Изменить размер шрифта - +
Вожак застыл на уступчике, втягивая носом отчетливо пахнущий гарью тяжелый воздух. Гроза почти началась. Пальцы покалывало, даже тонкие волоски на руках девушки приподнимались, словно песчаные змейки.

Первая вспышка молнии ослепительным росчерком пронзила небо над скалами. Оглушительные раскаты грома множились эхом, дробились на осколки. Дождь хлынул потоком, будто молния вспорола брюхо неба, дав ему возможность излить свои едкие воды на мертвую землю. Струйки, шипя, принялись разъедать камни у ног Вожака, но тот, словно не видя, не чуя опасности, остался неподвижно стоять у входа в пещеру, прикрыв лицо воротом походной куртки. Его фигура отражалась в глазах Алисы с каждой молнией, отпечатывалась на сетчатке с необычайной ясностью. Девушка зажмурилась и досчитала до пяти.

 

Вестник и правда вернулся через три года после торжественного прощания. Один из полусотни улетевших. Одичавший, превратившийся в скелет и успевший состариться за время пути, он принес с собой засохшую веточку и горько расплакался, размазывая слезы по грязным, почерневшим от сажи щекам. Его глухие всхлипы оставили в памяти Алисы тревожный след. Она отчетливо запомнила, как изменился в лице дед, рослый старик, белый как лунь, слеповатый, но крепкий, как плачем на плач ответил в толпе чей-то ребенок, как замерла площадь, полная давно потерявших надежду людей.

Алиса только прошла последний этап своего испытания, и новенький медальон, еще не прижившийся, еще доставляющий неудобство, слегка ныл между ключиц. Крылья давно проросли сквозь спину, а тело почти перестало сопротивляться всем изменениям внутри него.

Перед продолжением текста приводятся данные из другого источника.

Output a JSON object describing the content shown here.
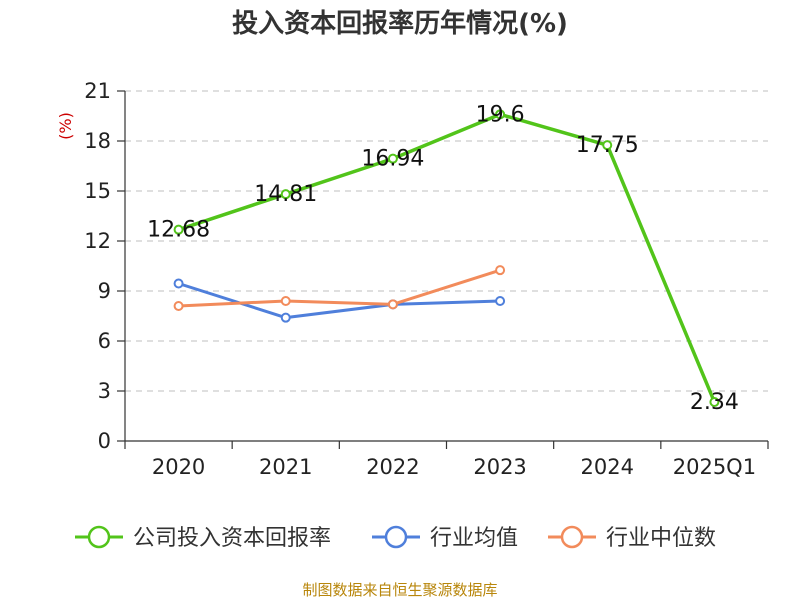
{
  "colors": {
    "company": "#52c41a",
    "industry_avg": "#4f7fdb",
    "industry_median": "#f28b5b",
    "grid": "#cccccc",
    "axis": "#333333",
    "unit": "#cc0000",
    "source": "#b8860b"
  },
  "chart_data": {
    "type": "line",
    "title": "投入资本回报率历年情况(%)",
    "ylabel": "(%)",
    "xlabel": "",
    "categories": [
      "2020",
      "2021",
      "2022",
      "2023",
      "2024",
      "2025Q1"
    ],
    "ylim": [
      0,
      21
    ],
    "yticks": [
      0,
      3,
      6,
      9,
      12,
      15,
      18,
      21
    ],
    "grid": true,
    "legend_position": "bottom",
    "series": [
      {
        "name": "公司投入资本回报率",
        "color_key": "company",
        "values": [
          12.68,
          14.81,
          16.94,
          19.6,
          17.75,
          2.34
        ],
        "labels": [
          "12.68",
          "14.81",
          "16.94",
          "19.6",
          "17.75",
          "2.34"
        ]
      },
      {
        "name": "行业均值",
        "color_key": "industry_avg",
        "values": [
          9.45,
          7.4,
          8.2,
          8.4,
          null,
          null
        ]
      },
      {
        "name": "行业中位数",
        "color_key": "industry_median",
        "values": [
          8.1,
          8.4,
          8.2,
          10.25,
          null,
          null
        ]
      }
    ]
  },
  "source_text": "制图数据来自恒生聚源数据库"
}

Уверенность в том, что самое страшное теперь ею преодолено навсегда, наполняла девушку пьянящим чувством единения с небом и Братством, а всеобщее возбуждение казалось лишь досадной помехой, мешающей ощутить свою радость сполна.

– Мы… Мы видели землю, – вдруг отчетливо проговорил Вестник. – Далеко. Сотни дней пути под нами были лишь зола и пепел. Огонь пожрал все, что смог найти. Серые Вихри поднимают прах и носят его по миру, как по кладбищу всего живого, дышавшего когда-то. Но далеко есть земля, черная и жирная. Я держал ее в горсти. – Он выбросил сжатый кулак вперед, словно чувствовал комок живой земли между своих пальцев. Каждый, кто стоял на площади, каждый, кто верил и кто не верил во вторую ступень возрождения, – все смотрели на его кулак. – Там растет трава, слабая и редкая, но, если бы ей помогли, она бы набралась силы. И мы… нашли дерево. – Болезненный вдох пронесся над площадь в ответ на его последние слова. – То самое. Крылатое Дерево. Юное, больше похожее на тонкий кустик, но оно там есть. Я принес вам его ветвь, чтобы вы знали: Вестники сгинули не впустую. – Он замолчал и медленно осел на землю, будто последние его силы отняли эти страшные слова. Слова надежды.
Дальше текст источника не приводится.